Period of Performance: 01/01/2012 - 12/31/2012


Phase 1 SBIR

Recipient Firm

Euclid Techlabs, Llc
5900 Harper Rd # 102
Solon, OH 44139
Principal Investigator
Firm POC


Fast electronic tuning of SC cavities is a critical issue for optimized rf power distribution for accelerators. The overall goal of the program is to develop an L-band externally-controlled fast ferroelectric tuner for controlling the coupling of superconducting RF cavities for the future linear colliders. Recently proposed planar tuner design requires new elements to be developed made of an improved new ferroelectric material with a low microwave loss. Applying a bias voltage across a nonlinear ferroelectric changes its permittivity. These new ferroelectric elements are to be designed for the fast active tuner for SC cavities that can operate in air at low biasing DC fields. The principal goal of Phase I of the project is to develop new BST-based elements, HV-proof with a robust gold deposition providing solid DC bias contacts. Dielectric constant tuning will be in the range of 5-6% at 15 kV/m electric field.

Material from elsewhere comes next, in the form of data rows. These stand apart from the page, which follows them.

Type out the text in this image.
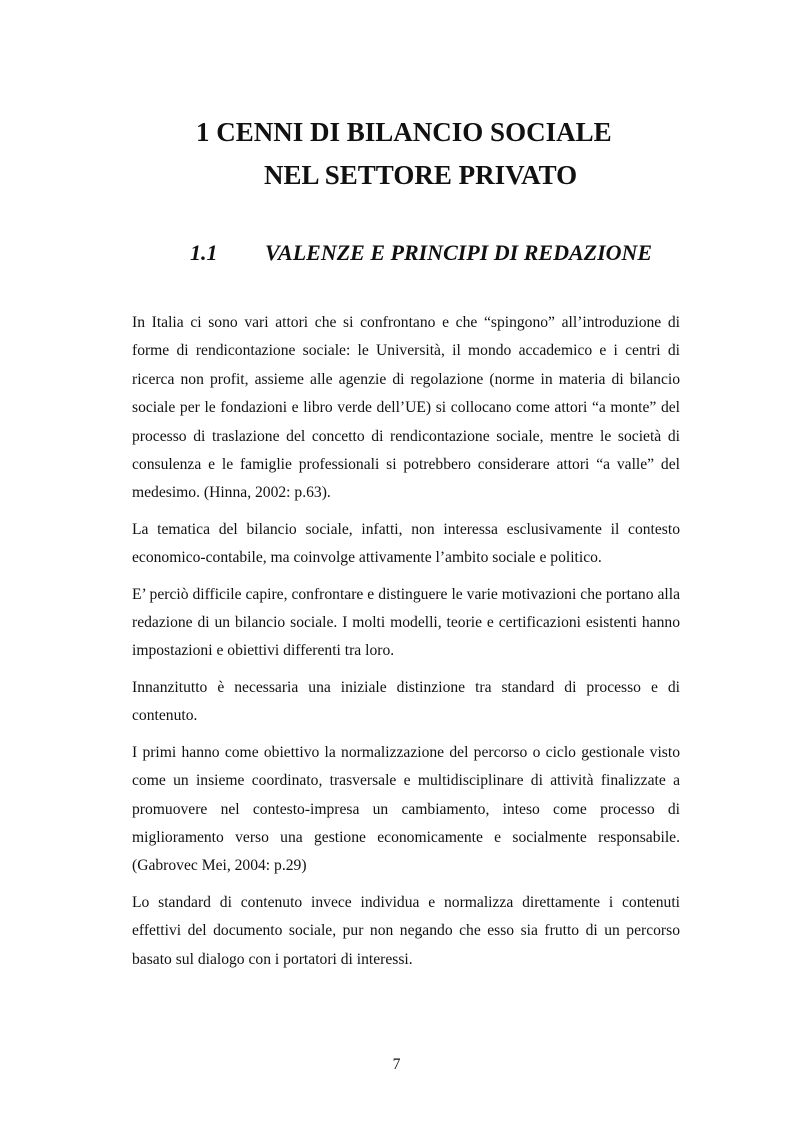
1 CENNI DI BILANCIO SOCIALE
NEL SETTORE PRIVATO
1.1 VALENZE E PRINCIPI DI REDAZIONE

In Italia ci sono vari attori che si confrontano e che “spingono” all’introduzione di forme di rendicontazione sociale: le Università, il mondo accademico e i centri di ricerca non profit, assieme alle agenzie di regolazione (norme in materia di bilancio sociale per le fondazioni e libro verde dell’UE) si collocano come attori “a monte” del processo di traslazione del concetto di rendicontazione sociale, mentre le società di consulenza e le famiglie professionali si potrebbero considerare attori “a valle” del medesimo. (Hinna, 2002: p.63).

La tematica del bilancio sociale, infatti, non interessa esclusivamente il contesto economico-contabile, ma coinvolge attivamente l’ambito sociale e politico.

E’ perciò difficile capire, confrontare e distinguere le varie motivazioni che portano alla redazione di un bilancio sociale. I molti modelli, teorie e certificazioni esistenti hanno impostazioni e obiettivi differenti tra loro.

Innanzitutto è necessaria una iniziale distinzione tra standard di processo e di contenuto.

I primi hanno come obiettivo la normalizzazione del percorso o ciclo gestionale visto come un insieme coordinato, trasversale e multidisciplinare di attività finalizzate a promuovere nel contesto-impresa un cambiamento, inteso come processo di miglioramento verso una gestione economicamente e socialmente responsabile. (Gabrovec Mei, 2004: p.29)

Lo standard di contenuto invece individua e normalizza direttamente i contenuti effettivi del documento sociale, pur non negando che esso sia frutto di un percorso basato sul dialogo con i portatori di interessi.

7
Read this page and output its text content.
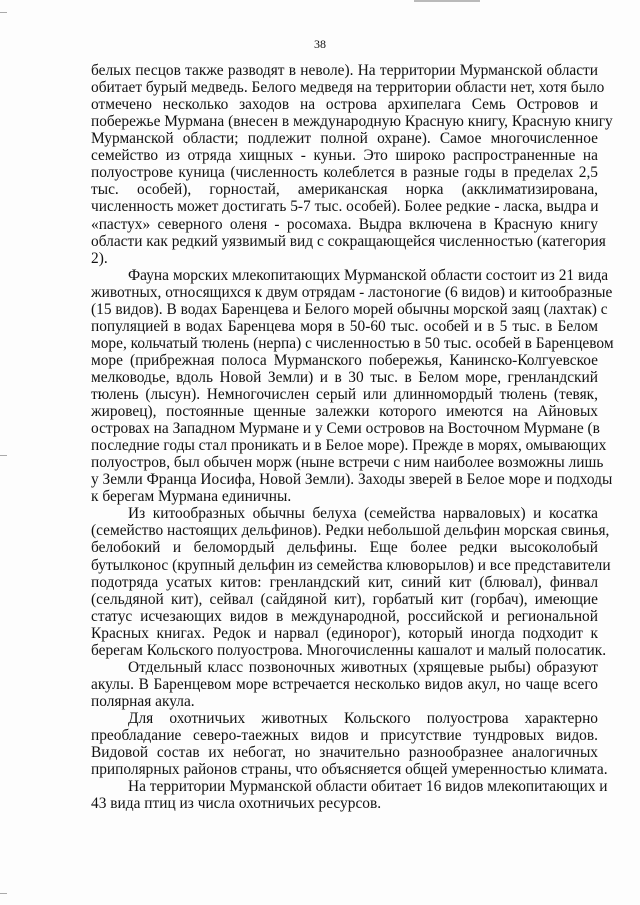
38
белых песцов также разводят в неволе). На территории Мурманской области
обитает бурый медведь. Белого медведя на территории области нет, хотя было
отмечено несколько заходов на острова архипелага Семь Островов и
побережье Мурмана (внесен в международную Красную книгу, Красную книгу
Мурманской области; подлежит полной охране). Самое многочисленное
семейство из отряда хищных - куньи. Это широко распространенные на
полуострове куница (численность колеблется в разные годы в пределах 2,5
тыс. особей), горностай, американская норка (акклиматизирована,
численность может достигать 5-7 тыс. особей). Более редкие - ласка, выдра и
«пастух» северного оленя - росомаха. Выдра включена в Красную книгу
области как редкий уязвимый вид с сокращающейся численностью (категория
2).
Фауна морских млекопитающих Мурманской области состоит из 21 вида
животных, относящихся к двум отрядам - ластоногие (6 видов) и китообразные
(15 видов). В водах Баренцева и Белого морей обычны морской заяц (лахтак) с
популяцией в водах Баренцева моря в 50-60 тыс. особей и в 5 тыс. в Белом
море, кольчатый тюлень (нерпа) с численностью в 50 тыс. особей в Баренцевом
море (прибрежная полоса Мурманского побережья, Канинско-Колгуевское
мелководье, вдоль Новой Земли) и в 30 тыс. в Белом море, гренландский
тюлень (лысун). Немногочислен серый или длинномордый тюлень (тевяк,
жировец), постоянные щенные залежки которого имеются на Айновых
островах на Западном Мурмане и у Семи островов на Восточном Мурмане (в
последние годы стал проникать и в Белое море). Прежде в морях, омывающих
полуостров, был обычен морж (ныне встречи с ним наиболее возможны лишь
у Земли Франца Иосифа, Новой Земли). Заходы зверей в Белое море и подходы
к берегам Мурмана единичны.
Из китообразных обычны белуха (семейства нарваловых) и косатка
(семейство настоящих дельфинов). Редки небольшой дельфин морская свинья,
белобокий и беломордый дельфины. Еще более редки высоколобый
бутылконос (крупный дельфин из семейства клюворылов) и все представители
подотряда усатых китов: гренландский кит, синий кит (блювал), финвал
(сельдяной кит), сейвал (сайдяной кит), горбатый кит (горбач), имеющие
статус исчезающих видов в международной, российской и региональной
Красных книгах. Редок и нарвал (единорог), который иногда подходит к
берегам Кольского полуострова. Многочисленны кашалот и малый полосатик.
Отдельный класс позвоночных животных (хрящевые рыбы) образуют
акулы. В Баренцевом море встречается несколько видов акул, но чаще всего
полярная акула.
Для охотничьих животных Кольского полуострова характерно
преобладание северо-таежных видов и присутствие тундровых видов.
Видовой состав их небогат, но значительно разнообразнее аналогичных
приполярных районов страны, что объясняется общей умеренностью климата.
На территории Мурманской области обитает 16 видов млекопитающих и
43 вида птиц из числа охотничьих ресурсов.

The field can be applied in air. The ferroelectric elements will be developed with a loss tangent required for overall fast ferroelectric tuner losses in the range of & lt; 10%. The brazing technology providing HV joints of the gold layers deposited on the ferroelectric surface with the HV bias field copper contacts will be developed along with the HV triple point protection. Commercial Applications and benefits: The ILC project is a 0.5 1.0 TeV collider realized through use of superconducting rf technology operated at L-band (1300 MHz). For this approach, the RF power will be generated by about 280 klystrons per linac, each feeding 26 nine-cell cavities. Any technological developments to reduce power requirements should be beneficial for this project. The fast ferroelectric tuners appear to have the capability of reducing the cavity filling time and thus conserve RF power. The maximum total AC power savings for the ILC project could be up to ~8 MW. The new ferroelectric components will definitely find a variety of large- signal commercial and military applications like radar antenna elements, electrically-controlled phase shifters and switching devices.